The Potter parents were overprotective of both Beatrix and Bernard. They discouraged their son and daughter from making any friends of the other local children their age. Beatrix and Bernard became closer to each other because of this. Together they created a vast pet collection from the wild creatures of nearby fields and woods. They kept these creatures in their own school room. There were times when Beatrix Potter and brother Bernard were caregivers from a lizard, several water newts, a snake, a rabbit, a turtle and a frog – all at the same time. As the two siblings cared for the habitat, they sketched them as well. From these creature friends and their sketches grew the animal characters of the Beatrix Potter books. 
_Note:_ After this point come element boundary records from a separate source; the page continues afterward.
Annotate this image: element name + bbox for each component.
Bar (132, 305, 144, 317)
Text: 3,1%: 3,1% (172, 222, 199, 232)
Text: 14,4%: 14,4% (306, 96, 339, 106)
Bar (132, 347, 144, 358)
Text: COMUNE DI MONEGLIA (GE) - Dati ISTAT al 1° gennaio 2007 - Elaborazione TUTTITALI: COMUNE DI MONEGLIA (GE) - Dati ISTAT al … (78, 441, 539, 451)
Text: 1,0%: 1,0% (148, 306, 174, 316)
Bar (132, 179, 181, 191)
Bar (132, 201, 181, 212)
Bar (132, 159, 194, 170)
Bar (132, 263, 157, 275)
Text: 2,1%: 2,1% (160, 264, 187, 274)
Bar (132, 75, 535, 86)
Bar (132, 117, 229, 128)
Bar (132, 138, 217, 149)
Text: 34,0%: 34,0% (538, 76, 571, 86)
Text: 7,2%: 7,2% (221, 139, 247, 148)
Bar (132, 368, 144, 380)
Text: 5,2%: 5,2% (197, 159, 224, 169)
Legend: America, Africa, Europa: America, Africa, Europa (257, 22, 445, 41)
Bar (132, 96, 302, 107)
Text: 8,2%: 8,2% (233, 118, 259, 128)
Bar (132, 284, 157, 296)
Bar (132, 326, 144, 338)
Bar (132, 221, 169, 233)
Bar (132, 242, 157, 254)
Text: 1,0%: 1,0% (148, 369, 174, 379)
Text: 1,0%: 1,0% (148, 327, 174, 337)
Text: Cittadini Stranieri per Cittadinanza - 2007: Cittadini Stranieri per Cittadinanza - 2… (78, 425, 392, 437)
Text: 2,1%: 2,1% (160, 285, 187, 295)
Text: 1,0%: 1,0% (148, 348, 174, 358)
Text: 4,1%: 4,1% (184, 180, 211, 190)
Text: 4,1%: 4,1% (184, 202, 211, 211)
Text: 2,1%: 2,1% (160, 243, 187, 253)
Benjamin Bouncer was Beatrix Potter’s favorite animal pal. Benjamin was Peter Rabbit’s predecessor. Beatrix found him in a London bird shop. She kept the purchase from her mother and father, sneaking him into her nursery in a paper bag without telling anyone except Bernard. She devised a story around Benjamin of a bunny that loved hot buttered toast and used to run quickly into the living room every time the tea bell rang. He knew tea time meant toast time too. 

Peter Piper, another Beatrix Potter creation, came from the antics of Beatrix and Bernard’s favorite buck rabbit. They bought the bunny in Belgium, and noted that this particular rabbit loved to lie on the rug in front of the fireplace hearth. The Potter tales told of a Peter Piper that learned tricks quickly, jumped through hoops, rang bells and played the tambourine.